« Au large je poussai le volet, quand, avec les maints enjouement et agitation d’ailes, entra un majestueux corbeau des saints jours de jadis. Il ne fit pas la moindre révérence, il ne s’arrêta ni n’hésita un instant : mais avec une mène de lord ou de lady, se percha au-dessus de la porte de ma chambre – se percha, siégea et rien de plus. » – extrait du Corbeau, d’Edgar Allan Poe (traduction de Stéphane Mallarmé)

 

En revenant de Charlevoix en janvier, j’ai décidé de passer par Cap-aux-Corbeaux. C’est un peu à l’est de Baie-Saint-Paul. Entre les arbres et les quelques maisons, s’ouvre devant nous le fleuve dans son immensité et les montagnes de Baie-Saint-Paul. La glace fracturée flottait sur l’eau et les nombreux conifères, saupoudrés de neige qui s’était agglutinée sur leurs frêles silhouettes, ajoutaient une autre dimension à ce paysage de féérie hivernale.

 

Créateur ou ensorceleur?

Le corbeau n’était pas en vue, mais il est présent dans le comté montagneux de Charlevoix. Ce membre de la famille des Corvidés a charmé, mais aussi apeuré les humains tout au long de leur parcours respectif sur cette terre. En sol amérindien, chez le peuple haïda, le Grand Corbeau est considéré comme le créateur du monde, mais peut aussi être vu comme un oiseau rusé et joueur de tours. Plus près de nous, on l’a un peu diabolisé parce que son plumage est noir.
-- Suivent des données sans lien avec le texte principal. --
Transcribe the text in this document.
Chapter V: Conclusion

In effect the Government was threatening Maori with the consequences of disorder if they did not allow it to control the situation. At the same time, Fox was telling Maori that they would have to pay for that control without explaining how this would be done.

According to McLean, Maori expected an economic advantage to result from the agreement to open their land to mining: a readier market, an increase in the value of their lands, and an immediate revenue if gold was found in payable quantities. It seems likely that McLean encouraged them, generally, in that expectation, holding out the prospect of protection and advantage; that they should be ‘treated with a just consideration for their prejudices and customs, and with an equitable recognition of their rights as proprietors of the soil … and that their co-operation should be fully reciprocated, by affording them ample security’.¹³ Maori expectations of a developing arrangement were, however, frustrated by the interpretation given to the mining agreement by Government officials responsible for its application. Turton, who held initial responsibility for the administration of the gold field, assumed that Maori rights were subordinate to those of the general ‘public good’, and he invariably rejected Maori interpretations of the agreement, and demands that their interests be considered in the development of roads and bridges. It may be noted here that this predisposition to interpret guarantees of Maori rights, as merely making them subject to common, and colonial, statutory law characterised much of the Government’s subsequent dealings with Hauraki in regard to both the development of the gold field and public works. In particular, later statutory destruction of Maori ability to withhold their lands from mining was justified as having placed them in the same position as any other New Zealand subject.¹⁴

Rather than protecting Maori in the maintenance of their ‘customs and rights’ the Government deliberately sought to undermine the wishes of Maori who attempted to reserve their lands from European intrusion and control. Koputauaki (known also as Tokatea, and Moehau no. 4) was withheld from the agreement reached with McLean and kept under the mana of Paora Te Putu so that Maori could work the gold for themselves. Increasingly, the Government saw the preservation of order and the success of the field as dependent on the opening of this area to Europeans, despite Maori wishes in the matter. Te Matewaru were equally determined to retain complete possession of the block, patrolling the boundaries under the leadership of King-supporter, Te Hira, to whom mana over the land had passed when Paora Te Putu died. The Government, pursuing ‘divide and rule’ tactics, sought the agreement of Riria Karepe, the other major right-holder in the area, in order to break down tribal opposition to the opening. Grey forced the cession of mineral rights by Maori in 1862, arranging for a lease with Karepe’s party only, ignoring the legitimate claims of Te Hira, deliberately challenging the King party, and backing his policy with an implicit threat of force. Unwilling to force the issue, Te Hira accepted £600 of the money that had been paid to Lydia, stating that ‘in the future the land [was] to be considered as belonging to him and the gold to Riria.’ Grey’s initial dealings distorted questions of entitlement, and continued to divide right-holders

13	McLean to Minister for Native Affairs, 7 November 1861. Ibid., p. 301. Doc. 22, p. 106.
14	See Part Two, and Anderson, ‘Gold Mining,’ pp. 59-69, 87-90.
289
D’ailleurs, le poème de Poe nous le présente comme un ensorceleur. Poe lui donne un nom. Il le baptise Jamais Plus (Nevermore). Créateur ou ensorceleur? Quelle est donc la vraie nature de cet oiseau noir? Je pencherais pour le créateur…

 

Des études novatrices

Louis Lefebvre est un biologiste de l’Université McGill qui a travaillé toute sa carrière sur les oiseaux et leur intelligence. Ses études ont été menées dans les Caraïbes, à la Barbade. Il a même mis au point une liste d’oiseaux qui auraient de plus grandes aptitudes cognitives. Les scientifiques peuvent tenter de mesurer « l’intelligence des oiseaux »1 en calculant la vitesse à laquelle ils réussissent à résoudre des problèmes dans un laboratoire. Bien qu’il faille tenir compte de beaucoup de facteurs pour procéder à ces évaluations, les résultats sont intéressants à découvrir. Pour arriver à une liste probante, Lefebvre a dû observer les oiseaux de la Barbade pendant un nombre incalculable d’heures.

 

Échelle comparative

D’après son échelle d’intelligence chez les oiseaux, les Corvidés, avec le corbeau et la corneille au premier plan, sont arrivés au haut de la liste. Les perroquets étaient aussi en pôle position. Par la suite vinrent les quiscales, les oiseaux de proie tels que faucons et buses, les pics, le calao, les goélands, les martins-pêcheurs, le géocoucou et les hérons. D’autres espèces étaient dignes de mention comme les mésanges et les bruants. Les oiseaux au bas de la liste sont les colins, les autruches, les dindons, les émeus, les outardes et les engoulevents.

 

Brillant oiseau

Le corbeau est un oiseau brillant. Il apprend vite, s’adapte à de nouvelles situations remarquablement rapidement et communique avec ses congénères grâce à une panoplie de vocalises et de comportements. En février, le Grand Corbeau entame ses acrobaties aériennes malgré le temps froid et mordant. Cet oiseau est tout simplement superbe sur fond de ciel bleu. On le distingue de la corneille par son chant plus grave, sa queue en forme de cravate (cunéiforme) et non en éventail, et sa taille deux fois plus grande! À Saint-Hippolyte, il niche à plusieurs endroits soit dans des arbres ou bien sur des falaises.

 

  1. Au lieu d’intelligence des oiseaux, Louis Lefebvre utilise plutôt le mot cognition.